The Atlas was first established in 1826 by Robert Stephen Rintoul, who also became its first editor.  He brought with him an elite team of journalists and critics.  Its main proprietor was Lord Punmure, Douglas Kinnaird.

Obituary of Robert Stephen Rintoul
Dundee, Perth, and Cupar Advertiser| 4 May 1858

Robert Rintoul’s obituary in the Dundee, Perth, and Cupar Advertiser explains Rintoul’s role in the beginning of The Atlas.  After disagreements with Kinnaird and the other proprietors, Rintoul left The Atlas two years later to begin The Spectator.  This change in editorship and the emergence of a competitor led to a decline in The Atlas’ circulation.

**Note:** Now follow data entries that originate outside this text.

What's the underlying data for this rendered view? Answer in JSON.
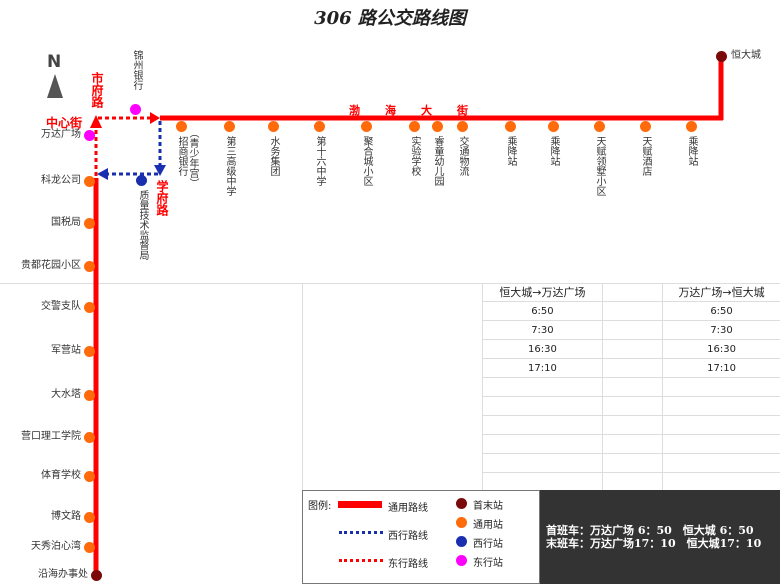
{
  "title": "306 路公交路线图",
  "compass": "N",
  "colors": {
    "main": "#ff0000",
    "terminal": "#7a0a0a",
    "common": "#ff6a0a",
    "west": "#1a2fb0",
    "east": "#ff00ff",
    "westLine": "#1a2fb0",
    "eastLine": "#ff0000"
  },
  "streets": {
    "shifu": "市府路",
    "zhongxin": "中心街",
    "xuefu": "学府路",
    "bohai": [
      "渤",
      "海",
      "大",
      "街"
    ]
  },
  "stations_left": [
    {
      "name": "万达广场",
      "type": "east"
    },
    {
      "name": "科龙公司",
      "type": "common"
    },
    {
      "name": "国税局",
      "type": "common"
    },
    {
      "name": "贵都花园小区",
      "type": "common"
    },
    {
      "name": "交警支队",
      "type": "common"
    },
    {
      "name": "军营站",
      "type": "common"
    },
    {
      "name": "大水塔",
      "type": "common"
    },
    {
      "name": "营口理工学院",
      "type": "common"
    },
    {
      "name": "体育学校",
      "type": "common"
    },
    {
      "name": "博文路",
      "type": "common"
    },
    {
      "name": "天秀泊心湾",
      "type": "common"
    },
    {
      "name": "沿海办事处",
      "type": "terminal"
    }
  ],
  "stations_top": [
    {
      "name": "招商银行",
      "sub": "（青少年宫）",
      "type": "common"
    },
    {
      "name": "第三高级中学",
      "type": "common"
    },
    {
      "name": "水务集团",
      "type": "common"
    },
    {
      "name": "第十六中学",
      "type": "common"
    },
    {
      "name": "聚合城小区",
      "type": "common"
    },
    {
      "name": "实验学校",
      "type": "common"
    },
    {
      "name": "睿童幼儿园",
      "type": "common"
    },
    {
      "name": "交通物流",
      "type": "common"
    },
    {
      "name": "乘降站",
      "type": "common"
    },
    {
      "name": "乘降站",
      "type": "common"
    },
    {
      "name": "天赋领墅小区",
      "type": "common"
    },
    {
      "name": "天赋酒店",
      "type": "common"
    },
    {
      "name": "乘降站",
      "type": "common"
    }
  ],
  "station_jinzhou": {
    "name": "锦州银行",
    "type": "east"
  },
  "station_zhiliang": {
    "name": "质量技术监督局",
    "type": "west"
  },
  "terminal_top": {
    "name": "恒大城",
    "type": "terminal"
  },
  "timetable": {
    "headers": [
      "恒大城→万达广场",
      "",
      "万达广场→恒大城"
    ],
    "rows": [
      [
        "6:50",
        "",
        "6:50"
      ],
      [
        "7:30",
        "",
        "7:30"
      ],
      [
        "16:30",
        "",
        "16:30"
      ],
      [
        "17:10",
        "",
        "17:10"
      ],
      [
        "",
        "",
        ""
      ],
      [
        "",
        "",
        ""
      ],
      [
        "",
        "",
        ""
      ],
      [
        "",
        "",
        ""
      ],
      [
        "",
        "",
        ""
      ],
      [
        "",
        "",
        ""
      ]
    ]
  },
  "legend": {
    "title": "图例:",
    "lines": [
      "通用路线",
      "西行路线",
      "东行路线"
    ],
    "stations": [
      "首末站",
      "通用站",
      "西行站",
      "东行站"
    ]
  },
  "info": {
    "first": "首班车：万达广场 6：50　恒大城 6：50",
    "last": "末班车：万达广场17：10　恒大城17：10"
  }
}
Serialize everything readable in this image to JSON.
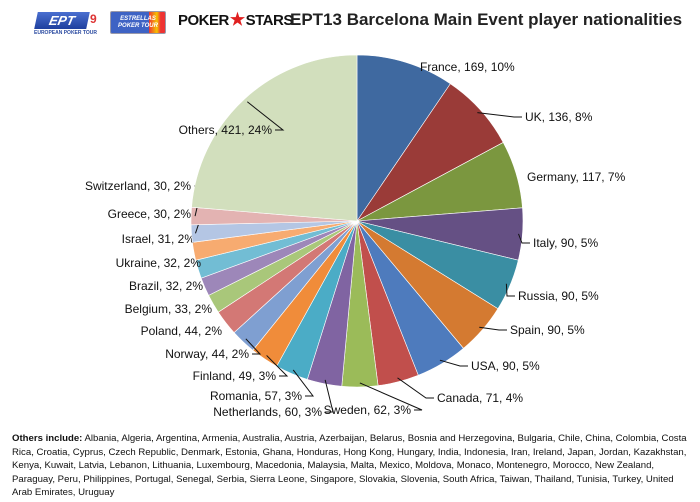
{
  "logos": {
    "ept": "EPT",
    "ept_number": "9",
    "ept_subtitle": "EUROPEAN POKER TOUR",
    "estrellas": "ESTRELLAS POKER TOUR",
    "pokerstars_left": "POKER",
    "pokerstars_right": "STARS"
  },
  "chart_data": {
    "type": "pie",
    "title": "EPT13 Barcelona Main Event player nationalities",
    "start": "12 o'clock, clockwise",
    "slices": [
      {
        "label": "France",
        "value": 169,
        "percent": "10%",
        "color": "#3f69a0"
      },
      {
        "label": "UK",
        "value": 136,
        "percent": "8%",
        "color": "#9a3b38"
      },
      {
        "label": "Germany",
        "value": 117,
        "percent": "7%",
        "color": "#7b973f"
      },
      {
        "label": "Italy",
        "value": 90,
        "percent": "5%",
        "color": "#655084"
      },
      {
        "label": "Russia",
        "value": 90,
        "percent": "5%",
        "color": "#3a8ea3"
      },
      {
        "label": "Spain",
        "value": 90,
        "percent": "5%",
        "color": "#d47a31"
      },
      {
        "label": "USA",
        "value": 90,
        "percent": "5%",
        "color": "#4e7bbd"
      },
      {
        "label": "Canada",
        "value": 71,
        "percent": "4%",
        "color": "#c14f4c"
      },
      {
        "label": "Sweden",
        "value": 62,
        "percent": "3%",
        "color": "#9bbb59"
      },
      {
        "label": "Netherlands",
        "value": 60,
        "percent": "3%",
        "color": "#8064a2"
      },
      {
        "label": "Romania",
        "value": 57,
        "percent": "3%",
        "color": "#4bacc6"
      },
      {
        "label": "Finland",
        "value": 49,
        "percent": "3%",
        "color": "#f08c3a"
      },
      {
        "label": "Norway",
        "value": 44,
        "percent": "2%",
        "color": "#7f9fd1"
      },
      {
        "label": "Poland",
        "value": 44,
        "percent": "2%",
        "color": "#d37875"
      },
      {
        "label": "Belgium",
        "value": 33,
        "percent": "2%",
        "color": "#a9c77a"
      },
      {
        "label": "Brazil",
        "value": 32,
        "percent": "2%",
        "color": "#9d87b9"
      },
      {
        "label": "Ukraine",
        "value": 32,
        "percent": "2%",
        "color": "#72bdd4"
      },
      {
        "label": "Israel",
        "value": 31,
        "percent": "2%",
        "color": "#f7ab70"
      },
      {
        "label": "Greece",
        "value": 30,
        "percent": "2%",
        "color": "#b4c6e4"
      },
      {
        "label": "Switzerland",
        "value": 30,
        "percent": "2%",
        "color": "#e3b3b2"
      },
      {
        "label": "Others",
        "value": 421,
        "percent": "24%",
        "color": "#d2dfbd"
      }
    ]
  },
  "note": {
    "heading": "Others include:",
    "text": "Albania, Algeria, Argentina, Armenia, Australia, Austria, Azerbaijan, Belarus, Bosnia and Herzegovina, Bulgaria, Chile, China, Colombia, Costa Rica, Croatia, Cyprus, Czech Republic, Denmark, Estonia, Ghana, Honduras, Hong Kong, Hungary, India, Indonesia, Iran, Ireland, Japan, Jordan, Kazakhstan, Kenya, Kuwait, Latvia, Lebanon, Lithuania, Luxembourg, Macedonia, Malaysia, Malta, Mexico, Moldova, Monaco, Montenegro, Morocco, New Zealand, Paraguay, Peru, Philippines, Portugal, Senegal, Serbia, Sierra Leone, Singapore, Slovakia, Slovenia, South Africa, Taiwan, Thailand, Tunisia, Turkey, United Arab Emirates, Uruguay"
  }
}
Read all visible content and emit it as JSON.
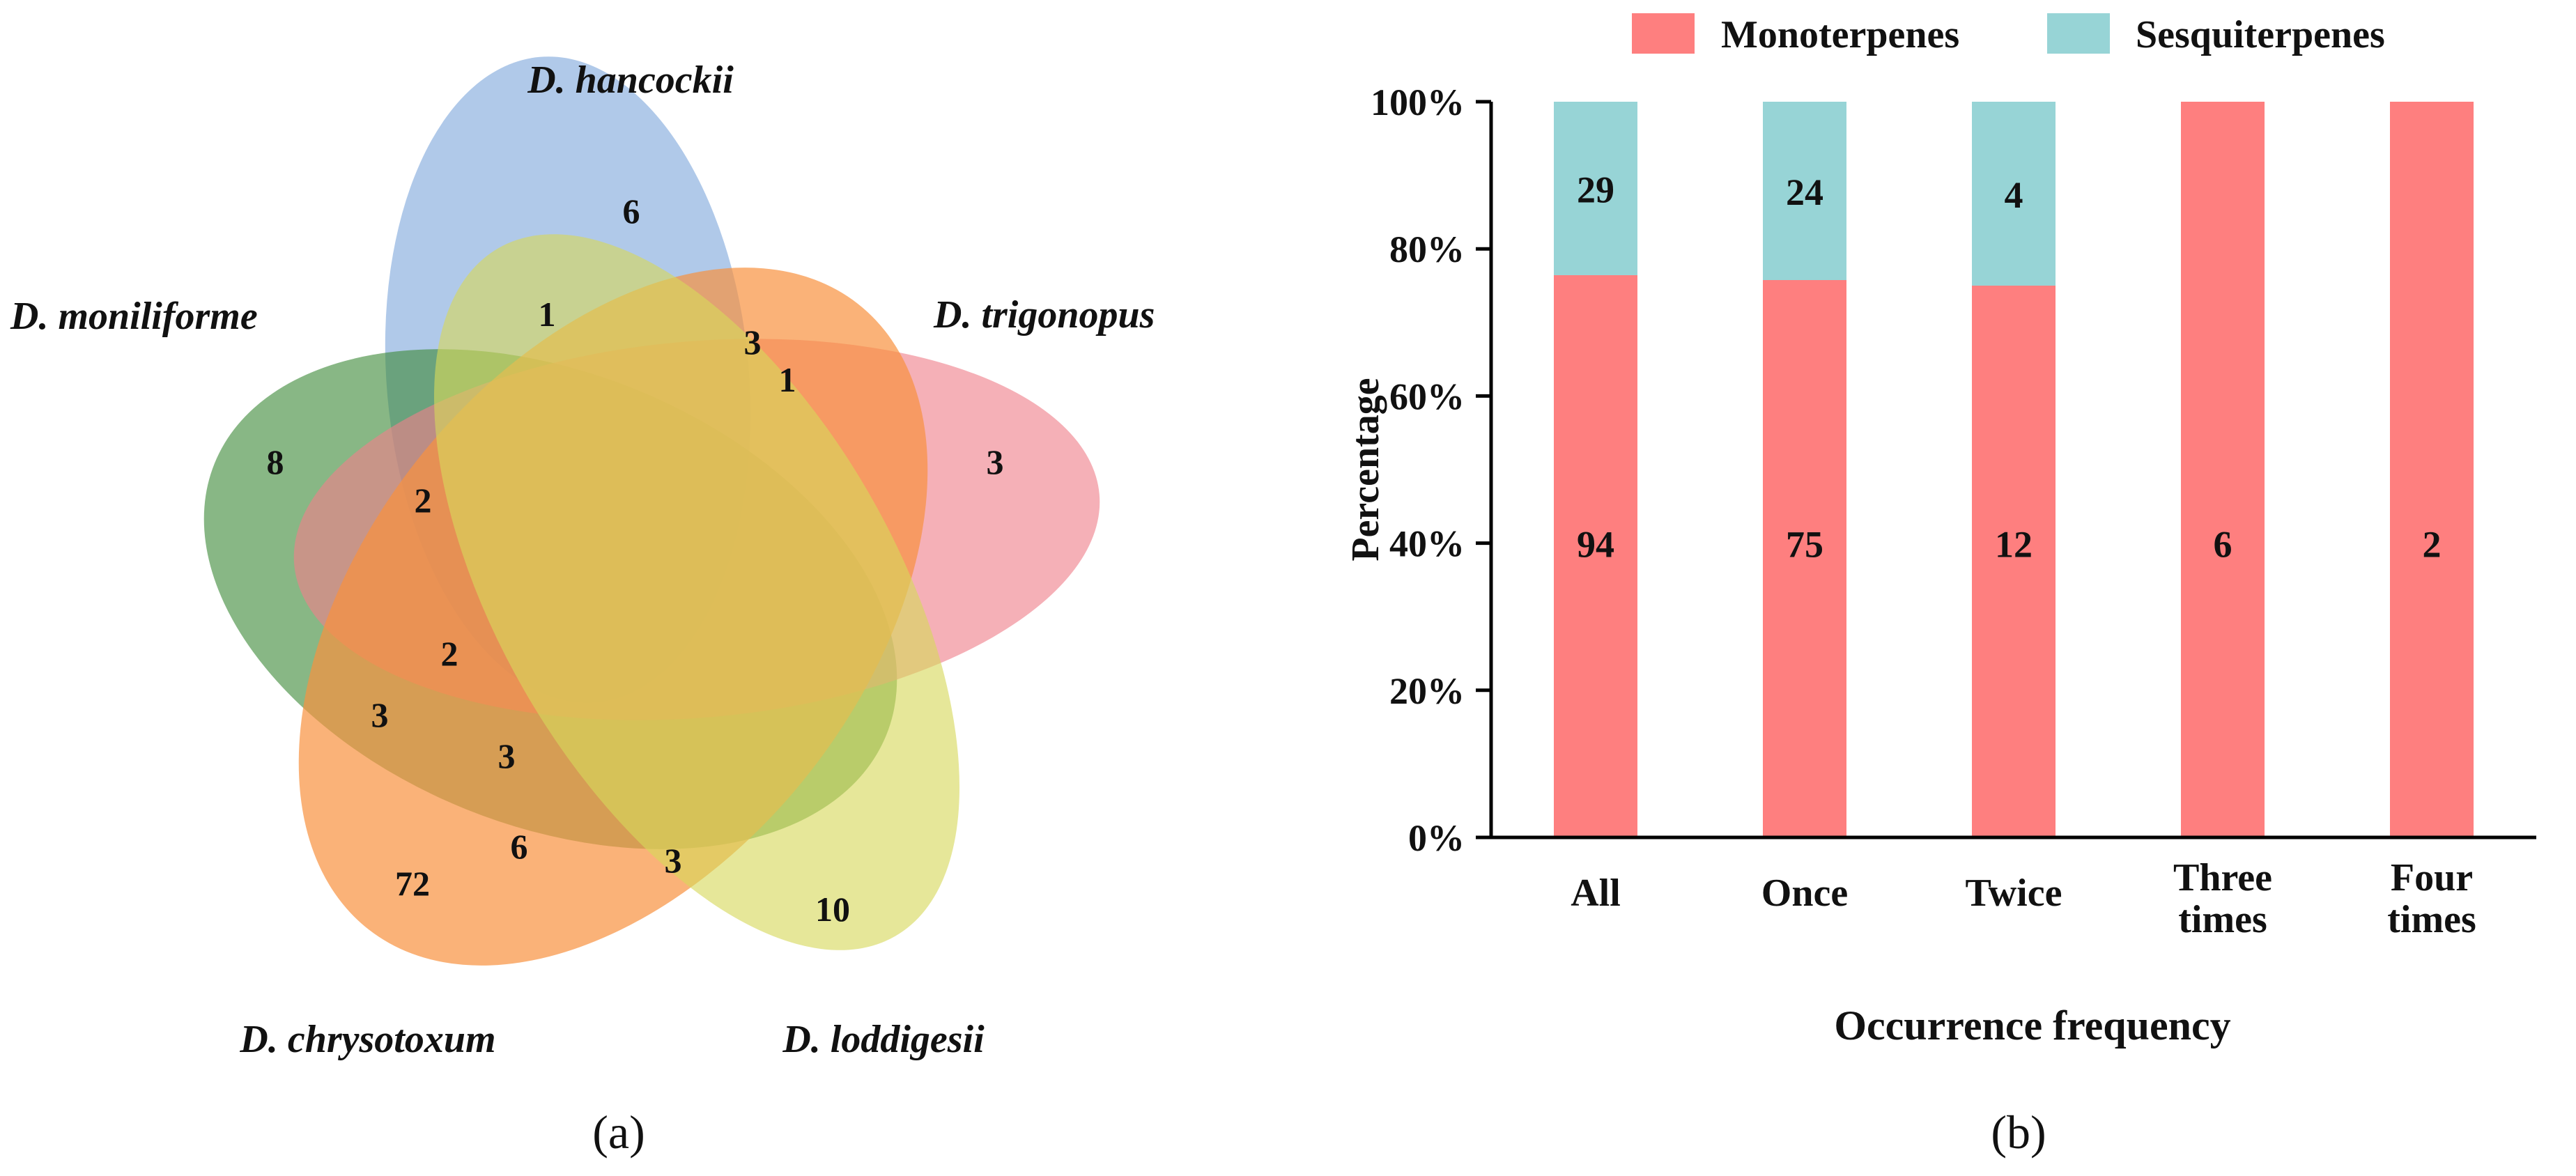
{
  "venn": {
    "species": [
      {
        "name": "D. hancockii",
        "color": "#7fa8db"
      },
      {
        "name": "D. trigonopus",
        "color": "#ef7f8a"
      },
      {
        "name": "D. loddigesii",
        "color": "#d6d95a"
      },
      {
        "name": "D. chrysotoxum",
        "color": "#f8923f"
      },
      {
        "name": "D. moniliforme",
        "color": "#3f8a3a"
      }
    ],
    "counts": [
      "6",
      "1",
      "3",
      "1",
      "3",
      "8",
      "2",
      "2",
      "3",
      "3",
      "6",
      "72",
      "3",
      "10"
    ],
    "caption": "(a)"
  },
  "chart_data": {
    "type": "bar",
    "stacked": true,
    "normalized": true,
    "categories": [
      "All",
      "Once",
      "Twice",
      "Three times",
      "Four times"
    ],
    "category_lines": [
      [
        "All"
      ],
      [
        "Once"
      ],
      [
        "Twice"
      ],
      [
        "Three",
        "times"
      ],
      [
        "Four",
        "times"
      ]
    ],
    "series": [
      {
        "name": "Monoterpenes",
        "values": [
          94,
          75,
          12,
          6,
          2
        ],
        "labels": [
          "94",
          "75",
          "12",
          "6",
          "2"
        ],
        "color": "#fe7f7f"
      },
      {
        "name": "Sesquiterpenes",
        "values": [
          29,
          24,
          4,
          0,
          0
        ],
        "labels": [
          "29",
          "24",
          "4",
          "",
          ""
        ],
        "color": "#97d4d6"
      }
    ],
    "title": "",
    "xlabel": "Occurrence frequency",
    "ylabel": "Percentage",
    "ylim": [
      0,
      100
    ],
    "yticks": [
      "0%",
      "20%",
      "40%",
      "60%",
      "80%",
      "100%"
    ],
    "legend_position": "top",
    "caption": "(b)"
  }
}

The paper operated from 1826 to 1869.  In the 1850s it was sold to Manchester’s United Kingdom Alliance, an organisation dedication to the promotion of temperance.  In 1862, it changed its name for three years to The Englishman before returning to its original title.

Areas of interest

The Atlas comprised a mixture of national and international social and political news, along with literary, theatre, and music reviews.  According to the Dictionary of Nineteenth-century Journalism in Great Britain and Ireland, The Atlas, ‘which was illustrated by engravings, covered a number of different departments.  These included criticism, reviews, foreign and British news, parliamentary debates, literary correspondence, music and theatre sections, scientific notes and finance.  Its political orientation was Benthamite, liberal and Whig’.

Some of the contributors to the paper included William Hazlitt, one of the finest art critics; Leigh Hunt, an essayist, critic, and poet; and George Henry Lewes, a philosopher and theatre and literary critic.  The paper printed abstracts from other leading journals and magazines.  Each edition began with a section titled ‘The Politician’, which included a range of opinions from the leading papers and journals.  In May 1833, the paper introduced a new section devoted to news from India.

The Atlas 1833
The Atlas | 12 May 1833

 

1830-1838

The British Newspaper Archive’s first release of The Atlas contains editions of the paper from 1830 to 1838.  When the BNA finishes digitising this title, it will have the full run from 1826 to 1869.  This first batch of 8 years includes historical events such as European revolutions, Greek independence, the coronation of two British monarchs, and the burning of Parliament.

The Destruction of the House of Lords and of the House of Commons

Burning of Parliament 1834 The Atlas
The Atlas | 26 October 1834

Coronation of Queen Victoria

The Atlas reprinted details of the coronation day from The Times and the Morning Chronicle.

Coronation of Queen Victoria 1838
The Atlas | 30 June 1838

 

Charles Dickens

The Atlas was known for its literary, theatre, and music reviews.  In 1837, it printed a review of Charles Dickens’ Oliver Twist.

Review of Charles Dickens' Oliver Twist
The Atlas – Sunday | 5 November 1837

‘We are well disposed to think that Mr Dickens has developed an entirely new vein in this strangely ludicrous yet strangely affecting story of Oliver Twist.  It has an air of reality throughout it that seizes upon the imagination in spite of the unaccustomed scenes, and curious colloquies through which it conducts us, and the touches of rude pathos, here and there, rendered all the more melancholy by the broad fun in the midst of which they come upon us, are so natural that we close the periodical chapters of poor Oliver’s career with impression of a kind of life, the veracity of which, unfamiliar as it is, we cannot venture to doubt.’